TFC : il fallait être bon et patient

 

Extrait la dépêche du midi

 

               

 

Pour n'avoir pas su se mettre à l'abri au cours d'une première période de fort belle facture, le TFC a dû en passer par les prolongations et quatorze tirs au but pour acquérir (en principe) le droit de recevoir Rennes dans trois semaines.

Devant une équipe niçoise visiblement carbonisée par tous les matches qu'elle a dû ingurgiter depuis la reprise, les Toulousains ont laissé une excellente impression une heure environ, jusque grosso modo au moment où Emana est sorti sur une civière. Déjà privé d'Avezac, gêné par ses adducteurs, le TFC a perdu en vivacité avec la sortie du jeune Camerounais, dont le rendement était tel que Gernot Rohr a modifié son système défensif pour lui coller au short Pamarot, le méchant de service le plus connu du championnat.

C'est dire si le côté droit toulousain, où Ocokoljic a également souvent amené ses courses et ses centres, était particulièrement performant, sur le dos du joker niçois Léonard, à court de condition. C'est d'ailleurs de cette aile que vont venir les plus grosses actions téfécistes, centre fuyants d'Ocokoljic (4e et 45e) ou grosse activité d'Emana, au four et au moulin (18e et 24e). Le jeune Camerounais s'est hissé, en qualité, au niveau du Brésilien Fernandao dont les débuts au Stadium sont extrêmement prometteurs: un seul homme, et voilà le TFC qui joue de l'avant, dans le bon sens, au point d'asphyxier la grosse défense azuréenne.

Seulement, si les intentions sont remarquables, le tableau reste muet. Les Toulousains ne sont pas là où il faut au bon moment, et Grégorini sort le grand jeu (on pense à l'action de la 24e minute, amorcée par Emana, poursuivie par Taider dont l'extérieur du pied remarquable accouche d'un centre sur lequel le gardien niçois contre la frappe d'Eduardo avant que Cobos ne se jette sur la reprise de Fauré).

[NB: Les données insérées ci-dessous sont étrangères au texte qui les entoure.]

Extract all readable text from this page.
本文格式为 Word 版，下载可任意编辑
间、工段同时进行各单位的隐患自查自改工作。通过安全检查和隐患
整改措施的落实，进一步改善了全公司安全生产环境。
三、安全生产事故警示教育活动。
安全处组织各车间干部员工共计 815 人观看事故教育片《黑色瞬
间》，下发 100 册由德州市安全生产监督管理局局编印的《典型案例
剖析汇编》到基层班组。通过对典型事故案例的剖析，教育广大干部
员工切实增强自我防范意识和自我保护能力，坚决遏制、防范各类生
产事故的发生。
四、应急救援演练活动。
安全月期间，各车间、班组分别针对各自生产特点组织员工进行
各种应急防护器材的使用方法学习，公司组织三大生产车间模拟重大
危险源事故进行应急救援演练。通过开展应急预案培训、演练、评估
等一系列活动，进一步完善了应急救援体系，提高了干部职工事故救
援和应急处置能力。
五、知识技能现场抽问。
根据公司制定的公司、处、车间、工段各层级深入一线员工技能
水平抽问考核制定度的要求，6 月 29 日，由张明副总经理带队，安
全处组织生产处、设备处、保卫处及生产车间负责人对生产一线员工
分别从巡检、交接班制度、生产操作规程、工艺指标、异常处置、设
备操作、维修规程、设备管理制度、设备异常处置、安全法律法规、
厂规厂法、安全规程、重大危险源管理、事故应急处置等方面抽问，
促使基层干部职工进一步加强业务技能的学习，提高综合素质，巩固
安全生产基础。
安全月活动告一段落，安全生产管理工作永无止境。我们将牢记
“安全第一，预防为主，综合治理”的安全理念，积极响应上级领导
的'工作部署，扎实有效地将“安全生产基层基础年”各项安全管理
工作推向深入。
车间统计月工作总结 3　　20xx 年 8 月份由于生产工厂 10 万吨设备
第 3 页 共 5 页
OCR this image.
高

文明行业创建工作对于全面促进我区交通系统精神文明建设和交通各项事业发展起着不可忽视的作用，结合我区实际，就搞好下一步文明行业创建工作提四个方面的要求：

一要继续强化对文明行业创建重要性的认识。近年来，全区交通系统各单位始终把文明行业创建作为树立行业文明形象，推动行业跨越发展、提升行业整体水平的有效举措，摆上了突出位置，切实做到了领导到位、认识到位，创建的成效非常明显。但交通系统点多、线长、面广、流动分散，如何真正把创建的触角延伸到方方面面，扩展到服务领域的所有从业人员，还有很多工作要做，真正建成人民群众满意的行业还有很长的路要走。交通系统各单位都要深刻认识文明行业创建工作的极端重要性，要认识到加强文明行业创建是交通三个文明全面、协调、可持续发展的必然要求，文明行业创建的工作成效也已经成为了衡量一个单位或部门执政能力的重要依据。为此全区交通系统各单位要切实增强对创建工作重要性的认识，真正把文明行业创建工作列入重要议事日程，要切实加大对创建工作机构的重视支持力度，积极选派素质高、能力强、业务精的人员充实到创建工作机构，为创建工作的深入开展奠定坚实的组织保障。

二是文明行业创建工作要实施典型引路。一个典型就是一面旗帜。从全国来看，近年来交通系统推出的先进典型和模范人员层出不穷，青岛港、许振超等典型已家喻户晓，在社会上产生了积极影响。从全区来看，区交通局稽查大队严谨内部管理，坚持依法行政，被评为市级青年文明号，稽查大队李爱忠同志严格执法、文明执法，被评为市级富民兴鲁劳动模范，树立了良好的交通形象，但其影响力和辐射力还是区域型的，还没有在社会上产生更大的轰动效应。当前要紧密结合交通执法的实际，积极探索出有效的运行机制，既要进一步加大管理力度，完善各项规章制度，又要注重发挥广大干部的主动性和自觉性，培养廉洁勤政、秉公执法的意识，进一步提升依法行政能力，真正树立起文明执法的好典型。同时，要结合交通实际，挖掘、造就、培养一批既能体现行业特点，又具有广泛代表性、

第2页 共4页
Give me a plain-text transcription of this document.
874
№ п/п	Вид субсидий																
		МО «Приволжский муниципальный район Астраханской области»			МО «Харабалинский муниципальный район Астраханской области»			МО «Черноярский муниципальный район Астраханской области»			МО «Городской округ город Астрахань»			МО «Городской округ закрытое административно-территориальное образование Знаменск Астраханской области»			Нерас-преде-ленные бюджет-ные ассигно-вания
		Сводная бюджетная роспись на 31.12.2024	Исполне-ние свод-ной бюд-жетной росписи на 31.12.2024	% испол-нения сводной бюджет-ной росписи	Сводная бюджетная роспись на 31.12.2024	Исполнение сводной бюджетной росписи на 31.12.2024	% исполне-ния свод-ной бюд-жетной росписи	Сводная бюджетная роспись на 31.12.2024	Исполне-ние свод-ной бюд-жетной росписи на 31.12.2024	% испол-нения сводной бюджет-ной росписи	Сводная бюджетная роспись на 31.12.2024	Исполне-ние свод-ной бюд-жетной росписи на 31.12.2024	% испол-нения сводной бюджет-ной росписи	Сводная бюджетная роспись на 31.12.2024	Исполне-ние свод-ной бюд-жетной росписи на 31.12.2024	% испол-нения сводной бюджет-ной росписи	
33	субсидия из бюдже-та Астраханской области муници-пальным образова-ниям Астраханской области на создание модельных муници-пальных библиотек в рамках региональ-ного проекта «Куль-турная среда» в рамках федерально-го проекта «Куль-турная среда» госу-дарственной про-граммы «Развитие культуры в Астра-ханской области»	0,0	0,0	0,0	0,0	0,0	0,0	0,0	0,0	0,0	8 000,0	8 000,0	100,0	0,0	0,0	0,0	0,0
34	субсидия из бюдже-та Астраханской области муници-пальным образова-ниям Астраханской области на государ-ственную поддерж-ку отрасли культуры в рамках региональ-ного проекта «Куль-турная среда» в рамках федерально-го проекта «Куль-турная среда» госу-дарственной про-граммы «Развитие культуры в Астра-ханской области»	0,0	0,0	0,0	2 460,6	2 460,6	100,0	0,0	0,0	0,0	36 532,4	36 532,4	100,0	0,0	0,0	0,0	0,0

Bref, on passe le repos, et c'est Nice qui se crée aussitôt deux grosses occasions, Echouafni mettant une tête sur l'équerre à la réception d'un centre de Bigné (47e) avant que Revault puis Lièvre ne repoussent un coup-franc de Léonard (53e). Le temps passe, ni Fauré, ni Eduardo ne trouvent la bonne mire et Nice parvient à endormir la rencontre, tout en plaçant des contres dangereux. Sans aucune incidence sur le tableau. Prolongations donc, tout autant inutiles puisque les défenses tiennent le haut du pavé.

Il faut, après deux heures d'un match difficile, en passer par les tirs au but. Les deux formations terminent la première série à égalité, à 4-4, chaque gardien ayant réussi un arrêt. C'est donc au premier qui va manquer, mais il faut attendre les 13e et 14e tentatives pour en savoir plus long.

C'est le tour de Dao, contré par Grégorini. Sur indication de son juge de touche, chargé de surveiller les gardiens, M. Layec fait retirer le jeune défenseur qui la met cette fois au fond. Et comme Léonard expédie un missile dans les nuages, Toulouse se qualifie.

Ce n'est pas du goût des Niçois, qui s'en prennent au trio arbitral sur le terrain, provoquent des incidents dans le tunnel, avant de déposer une réserve technique. On devra donc patienter un peu.